When commissioning is completed, including the shipping of the first cargoes, Dominion said a flow of LNG would be opened up for its Asian customers who have 20-year contracts.

They are the Japanese companies Sumitomo Corp. and Tokyo Gas, as well as Gas Authority of India.

Cove Point, which had been an import terminal since 2003, added on its liquefaction capability to produce 5.25 million tonnes per annum of LNG after ramp-up.

Combined with the 18 MTPA now being produced at Sabine Pass, the US now has net export capacity of 23.25 MTPA.

Russian project developer Novatek was also exporting its first cargo from its plant on the Yamal Peninsula.

The first Train has a nameplate capacity of 5.5 MTPA and two others are being built and a fourth is planned.

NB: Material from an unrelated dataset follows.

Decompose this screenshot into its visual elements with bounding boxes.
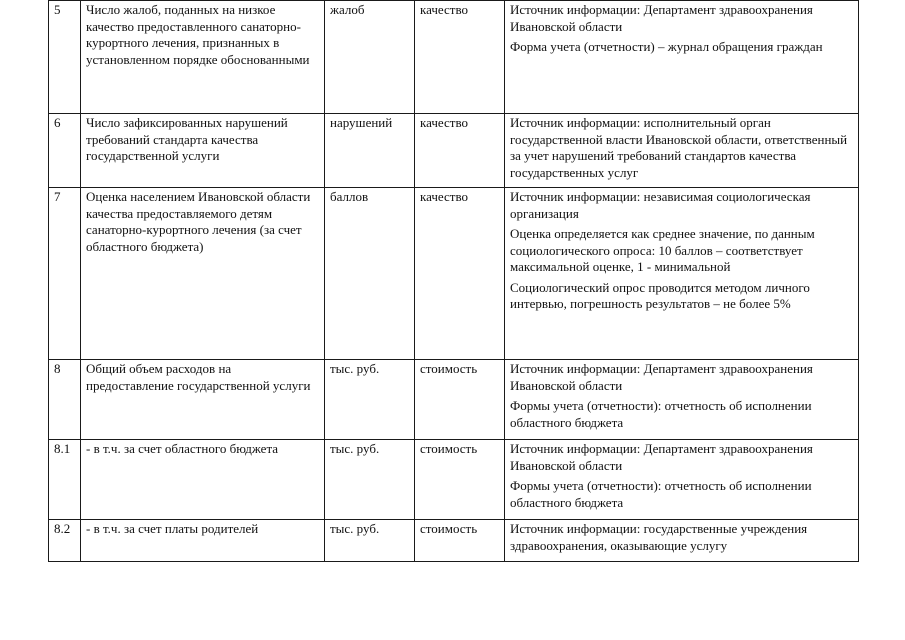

“The commencement of LNG production begins a new chapter in our corporate history,” said Novatek Chairman Leonid Mikhelson.

“Many contractors and suppliers from Russia and abroad were involved in this project. We have received great support from the Russian government in implementing it,” he added.

Australia also continued on its path to overtake Qatar as the world’s largest LNG exporter as it built up production at the Wheatstone plant after the first cargo was delivered in November 2017.

“Wheatstone is a legacy asset that will be an important contributor to the Australian economy for the next 40 years, providing significant economic, social and community benefits,” said the US major.

“Wheatstone, along with the Gorgon Project, forms part of a new generation of facilities positioning Australia as a leading and reliable supplier of affordable natural gas to the world,” Chevron added.